Dear Jābir
Language has
been written about and how. But the inexhaustible data that has
emerged has demonstrated with devastating ease that we really
don’t know nothing for sure. That said. Neither does this bit of
knowledge dissuade us from probing this ginormous philosophical
phantom nor does it prevent us from plotting out a few language
games *appreciative nods for ol’ Wittgenstein* of our own.
Without
discombobulating the proceedings any more, we present Dear Jābir.
Dear Jābir is
an open letter to Jābir Ibn Hayyān, an eight century Persian
polymath. Jābir’s many fortes included alchemy, chemistry,
astronomy, philosophy etc, etc. But because of the dense and
highly technical jargon Jābir frequently unleashed, the majority
of his elaborate corpus was incomprehensible to the everyperson.
[At this point, we’d like to take a deep breath and follow it up
with a self-deprecating sidelong glance at the rarely pellucid
discourse that surrounds art.] But let us segue out of these
parentheses, urgently.
Put on rewind
mode, the term gibberish would take us to its many possible
etymologies. But the one that interests us most can be backtracked
all the way to our dearest Jābir.
With this show
one intends to explore the relentless mutations language
undergoes. The nature of these varies vastly, from whimsy through
design. For this project, the participant artists have worked with
invented words/ gibberish. Alternatively, the artists have also
subsumed extant words whose meanings they have willfully rejigged.

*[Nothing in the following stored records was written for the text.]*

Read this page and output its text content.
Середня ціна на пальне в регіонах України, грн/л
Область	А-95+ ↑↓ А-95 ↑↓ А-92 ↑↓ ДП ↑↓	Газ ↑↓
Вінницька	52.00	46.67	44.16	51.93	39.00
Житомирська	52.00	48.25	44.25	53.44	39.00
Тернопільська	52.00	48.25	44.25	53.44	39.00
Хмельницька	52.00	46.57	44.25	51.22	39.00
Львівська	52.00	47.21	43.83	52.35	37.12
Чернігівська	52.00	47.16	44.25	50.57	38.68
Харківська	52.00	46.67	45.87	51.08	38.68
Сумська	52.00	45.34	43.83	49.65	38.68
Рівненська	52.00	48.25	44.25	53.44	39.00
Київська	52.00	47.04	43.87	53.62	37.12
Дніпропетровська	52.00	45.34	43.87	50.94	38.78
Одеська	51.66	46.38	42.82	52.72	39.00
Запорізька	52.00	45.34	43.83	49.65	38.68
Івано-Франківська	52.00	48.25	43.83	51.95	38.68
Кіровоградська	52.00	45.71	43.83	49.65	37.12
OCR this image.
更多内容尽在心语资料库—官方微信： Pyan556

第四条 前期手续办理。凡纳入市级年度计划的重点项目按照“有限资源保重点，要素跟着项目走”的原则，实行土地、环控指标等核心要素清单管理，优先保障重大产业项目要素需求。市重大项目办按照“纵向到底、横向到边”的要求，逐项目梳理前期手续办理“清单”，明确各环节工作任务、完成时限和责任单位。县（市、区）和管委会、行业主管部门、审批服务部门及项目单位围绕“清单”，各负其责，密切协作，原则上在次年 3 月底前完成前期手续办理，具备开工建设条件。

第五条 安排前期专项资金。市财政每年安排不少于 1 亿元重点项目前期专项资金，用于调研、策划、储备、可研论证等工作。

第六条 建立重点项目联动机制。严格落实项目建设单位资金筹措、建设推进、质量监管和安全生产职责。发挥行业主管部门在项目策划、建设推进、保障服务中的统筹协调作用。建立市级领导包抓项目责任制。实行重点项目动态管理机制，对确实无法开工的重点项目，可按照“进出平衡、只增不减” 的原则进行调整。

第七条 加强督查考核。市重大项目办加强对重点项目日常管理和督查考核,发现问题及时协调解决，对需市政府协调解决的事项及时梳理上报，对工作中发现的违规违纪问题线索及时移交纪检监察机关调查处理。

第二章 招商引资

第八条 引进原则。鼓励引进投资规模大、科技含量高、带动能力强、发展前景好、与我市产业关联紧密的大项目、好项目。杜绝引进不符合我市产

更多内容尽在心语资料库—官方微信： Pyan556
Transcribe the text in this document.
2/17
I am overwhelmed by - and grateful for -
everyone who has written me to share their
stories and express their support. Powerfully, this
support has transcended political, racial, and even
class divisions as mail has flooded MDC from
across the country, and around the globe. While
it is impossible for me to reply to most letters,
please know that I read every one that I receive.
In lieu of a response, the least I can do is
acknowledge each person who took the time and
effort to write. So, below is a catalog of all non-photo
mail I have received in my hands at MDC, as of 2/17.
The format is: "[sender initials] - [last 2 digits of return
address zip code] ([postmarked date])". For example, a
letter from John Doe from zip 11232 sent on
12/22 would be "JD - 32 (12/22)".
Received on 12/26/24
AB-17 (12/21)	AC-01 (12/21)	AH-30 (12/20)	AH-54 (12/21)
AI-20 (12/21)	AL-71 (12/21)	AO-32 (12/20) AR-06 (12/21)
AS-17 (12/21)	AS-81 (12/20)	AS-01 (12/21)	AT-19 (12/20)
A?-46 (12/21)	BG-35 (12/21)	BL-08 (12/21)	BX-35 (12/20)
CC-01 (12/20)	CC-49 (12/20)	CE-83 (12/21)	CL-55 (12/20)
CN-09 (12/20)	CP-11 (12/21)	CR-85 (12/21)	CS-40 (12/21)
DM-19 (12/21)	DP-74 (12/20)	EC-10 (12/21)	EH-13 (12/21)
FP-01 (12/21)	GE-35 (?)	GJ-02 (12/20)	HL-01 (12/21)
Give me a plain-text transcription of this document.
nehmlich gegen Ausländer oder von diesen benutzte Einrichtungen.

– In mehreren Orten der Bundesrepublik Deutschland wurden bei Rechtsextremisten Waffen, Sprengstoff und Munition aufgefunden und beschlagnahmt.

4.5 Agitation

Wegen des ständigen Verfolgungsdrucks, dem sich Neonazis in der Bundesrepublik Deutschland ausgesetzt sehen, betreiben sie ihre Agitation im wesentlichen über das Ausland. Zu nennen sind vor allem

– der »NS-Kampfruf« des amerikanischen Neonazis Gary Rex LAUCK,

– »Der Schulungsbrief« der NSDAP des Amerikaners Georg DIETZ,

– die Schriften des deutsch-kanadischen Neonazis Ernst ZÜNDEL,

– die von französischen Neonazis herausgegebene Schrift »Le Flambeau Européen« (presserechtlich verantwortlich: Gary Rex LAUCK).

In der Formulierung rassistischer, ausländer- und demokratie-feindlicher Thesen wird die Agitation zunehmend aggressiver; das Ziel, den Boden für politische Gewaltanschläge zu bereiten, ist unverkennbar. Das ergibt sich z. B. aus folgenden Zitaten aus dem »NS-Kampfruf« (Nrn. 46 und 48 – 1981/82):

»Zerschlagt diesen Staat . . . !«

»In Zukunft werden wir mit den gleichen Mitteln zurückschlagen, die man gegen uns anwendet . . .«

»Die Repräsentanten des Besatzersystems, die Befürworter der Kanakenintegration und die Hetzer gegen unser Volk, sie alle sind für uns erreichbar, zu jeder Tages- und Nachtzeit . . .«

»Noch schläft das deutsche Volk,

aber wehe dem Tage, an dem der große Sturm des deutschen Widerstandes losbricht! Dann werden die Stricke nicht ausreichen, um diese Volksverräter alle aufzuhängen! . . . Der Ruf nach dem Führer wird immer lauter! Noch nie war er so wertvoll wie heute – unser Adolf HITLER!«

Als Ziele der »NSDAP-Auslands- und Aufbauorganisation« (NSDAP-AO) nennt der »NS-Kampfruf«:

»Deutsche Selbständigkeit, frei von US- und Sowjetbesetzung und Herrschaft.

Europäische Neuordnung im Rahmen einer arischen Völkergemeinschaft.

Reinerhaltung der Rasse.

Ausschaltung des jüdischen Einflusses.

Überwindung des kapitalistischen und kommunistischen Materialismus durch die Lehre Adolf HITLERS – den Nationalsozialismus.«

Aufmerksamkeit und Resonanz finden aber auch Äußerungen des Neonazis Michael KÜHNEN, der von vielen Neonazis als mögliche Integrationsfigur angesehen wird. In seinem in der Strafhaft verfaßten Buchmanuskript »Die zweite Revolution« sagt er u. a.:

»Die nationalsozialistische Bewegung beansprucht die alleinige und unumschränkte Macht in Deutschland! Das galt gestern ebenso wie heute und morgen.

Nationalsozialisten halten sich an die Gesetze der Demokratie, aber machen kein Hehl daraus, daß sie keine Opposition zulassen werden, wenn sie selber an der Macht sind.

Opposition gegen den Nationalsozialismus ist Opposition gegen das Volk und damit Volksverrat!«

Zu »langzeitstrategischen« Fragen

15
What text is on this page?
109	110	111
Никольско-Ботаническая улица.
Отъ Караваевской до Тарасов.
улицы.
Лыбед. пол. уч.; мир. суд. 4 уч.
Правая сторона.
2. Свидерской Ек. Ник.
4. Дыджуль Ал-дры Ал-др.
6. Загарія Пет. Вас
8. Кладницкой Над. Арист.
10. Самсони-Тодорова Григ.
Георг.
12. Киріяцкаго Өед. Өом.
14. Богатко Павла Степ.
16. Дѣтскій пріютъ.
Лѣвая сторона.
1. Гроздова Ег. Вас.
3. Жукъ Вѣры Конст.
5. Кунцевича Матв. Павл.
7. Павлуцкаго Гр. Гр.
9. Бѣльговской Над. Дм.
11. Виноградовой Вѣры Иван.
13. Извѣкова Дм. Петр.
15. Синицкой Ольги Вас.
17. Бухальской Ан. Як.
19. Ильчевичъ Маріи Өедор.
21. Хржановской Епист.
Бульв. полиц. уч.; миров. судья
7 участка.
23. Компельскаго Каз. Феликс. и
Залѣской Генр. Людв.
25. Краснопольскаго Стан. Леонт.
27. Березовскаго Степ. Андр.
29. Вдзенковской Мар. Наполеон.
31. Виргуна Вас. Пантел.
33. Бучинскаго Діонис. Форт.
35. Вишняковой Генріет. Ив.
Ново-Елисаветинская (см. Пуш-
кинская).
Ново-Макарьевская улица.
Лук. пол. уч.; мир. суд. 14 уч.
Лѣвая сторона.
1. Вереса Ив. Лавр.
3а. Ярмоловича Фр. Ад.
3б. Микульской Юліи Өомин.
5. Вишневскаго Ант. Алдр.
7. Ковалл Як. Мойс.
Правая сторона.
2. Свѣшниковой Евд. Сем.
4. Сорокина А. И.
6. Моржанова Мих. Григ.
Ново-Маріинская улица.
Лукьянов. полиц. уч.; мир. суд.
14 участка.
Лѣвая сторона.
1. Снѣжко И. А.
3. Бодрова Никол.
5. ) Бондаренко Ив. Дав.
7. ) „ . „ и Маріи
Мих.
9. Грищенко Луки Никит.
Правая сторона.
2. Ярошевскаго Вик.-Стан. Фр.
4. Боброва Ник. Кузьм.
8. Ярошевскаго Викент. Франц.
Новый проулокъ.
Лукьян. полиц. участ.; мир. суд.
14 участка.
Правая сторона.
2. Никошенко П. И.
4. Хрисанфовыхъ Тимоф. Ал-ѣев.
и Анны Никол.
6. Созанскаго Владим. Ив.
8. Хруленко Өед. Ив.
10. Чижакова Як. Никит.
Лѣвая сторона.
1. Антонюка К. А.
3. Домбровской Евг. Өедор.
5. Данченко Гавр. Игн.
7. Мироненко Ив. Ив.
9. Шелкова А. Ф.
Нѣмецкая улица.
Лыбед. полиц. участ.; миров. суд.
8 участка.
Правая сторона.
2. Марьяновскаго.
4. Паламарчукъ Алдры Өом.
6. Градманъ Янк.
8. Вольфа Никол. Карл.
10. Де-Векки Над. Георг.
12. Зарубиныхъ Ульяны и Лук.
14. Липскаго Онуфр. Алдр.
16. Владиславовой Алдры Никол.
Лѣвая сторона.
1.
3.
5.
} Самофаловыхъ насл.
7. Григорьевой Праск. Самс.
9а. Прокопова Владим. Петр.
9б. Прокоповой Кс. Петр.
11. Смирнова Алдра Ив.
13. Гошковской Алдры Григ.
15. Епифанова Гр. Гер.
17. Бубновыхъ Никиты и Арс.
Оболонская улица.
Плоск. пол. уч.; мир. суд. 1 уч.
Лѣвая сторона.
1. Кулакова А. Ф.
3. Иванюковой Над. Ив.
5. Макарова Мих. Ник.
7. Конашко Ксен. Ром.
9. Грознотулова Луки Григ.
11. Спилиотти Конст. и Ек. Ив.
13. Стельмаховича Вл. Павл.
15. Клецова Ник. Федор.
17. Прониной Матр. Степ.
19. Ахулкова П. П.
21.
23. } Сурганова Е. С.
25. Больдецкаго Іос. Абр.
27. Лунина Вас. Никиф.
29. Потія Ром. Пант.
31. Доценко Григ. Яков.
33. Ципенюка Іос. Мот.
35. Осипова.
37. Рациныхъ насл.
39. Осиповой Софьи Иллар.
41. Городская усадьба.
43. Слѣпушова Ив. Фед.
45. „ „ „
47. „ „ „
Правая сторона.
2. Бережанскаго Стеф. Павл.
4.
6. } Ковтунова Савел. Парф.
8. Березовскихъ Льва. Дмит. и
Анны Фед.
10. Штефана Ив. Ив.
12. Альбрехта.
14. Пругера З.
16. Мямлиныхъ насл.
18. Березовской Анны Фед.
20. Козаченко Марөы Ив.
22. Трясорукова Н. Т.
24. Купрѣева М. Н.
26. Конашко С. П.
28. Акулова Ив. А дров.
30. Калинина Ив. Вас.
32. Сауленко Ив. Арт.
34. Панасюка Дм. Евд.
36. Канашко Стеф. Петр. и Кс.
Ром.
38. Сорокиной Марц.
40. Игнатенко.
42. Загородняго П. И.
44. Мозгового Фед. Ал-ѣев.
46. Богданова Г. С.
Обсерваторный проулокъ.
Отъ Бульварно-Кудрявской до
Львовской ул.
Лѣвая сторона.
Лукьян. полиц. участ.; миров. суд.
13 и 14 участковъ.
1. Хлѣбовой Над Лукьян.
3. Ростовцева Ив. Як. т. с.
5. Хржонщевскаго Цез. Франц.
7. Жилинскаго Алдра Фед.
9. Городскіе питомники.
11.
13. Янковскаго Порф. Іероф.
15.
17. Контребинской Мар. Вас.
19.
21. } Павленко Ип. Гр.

Following this, they have shaped works, which respond to these
peculiar linguistic creations.
Right then, as
a viewer you must wonder as to why we indulge in this fairly de
rigeur game of constructed language, which incidentally has
conlang as its revealing aka. Without a moment’s hesitation let us
pass the buck onto JRR Tolkien.
Although
Tolkien himself has created a litany of languages and
half-languages – including Sindarin and Quenya, the tongues of the
elves in The Lord of the Rings – in 1955, the author proposed that
the compound word ‘cellar door’ is one of the most euphonic in the
English language. Since this declaration, the word has become a
cultural catchphrase in circles that study the as yet unfounded
possibilities of phonaesthetics.
Truth be told,
at its commencement, this project was a love letter of sorts to
Tolkien. But then early bird Loris GrÈaud came along, and cellar
door was taken by its tail.
So if you
can’t beat them, you beat them.
The words
proposed by the artists can’t wait to oust cellar door. Will
Tolkien’s half-whimsical claim find its match?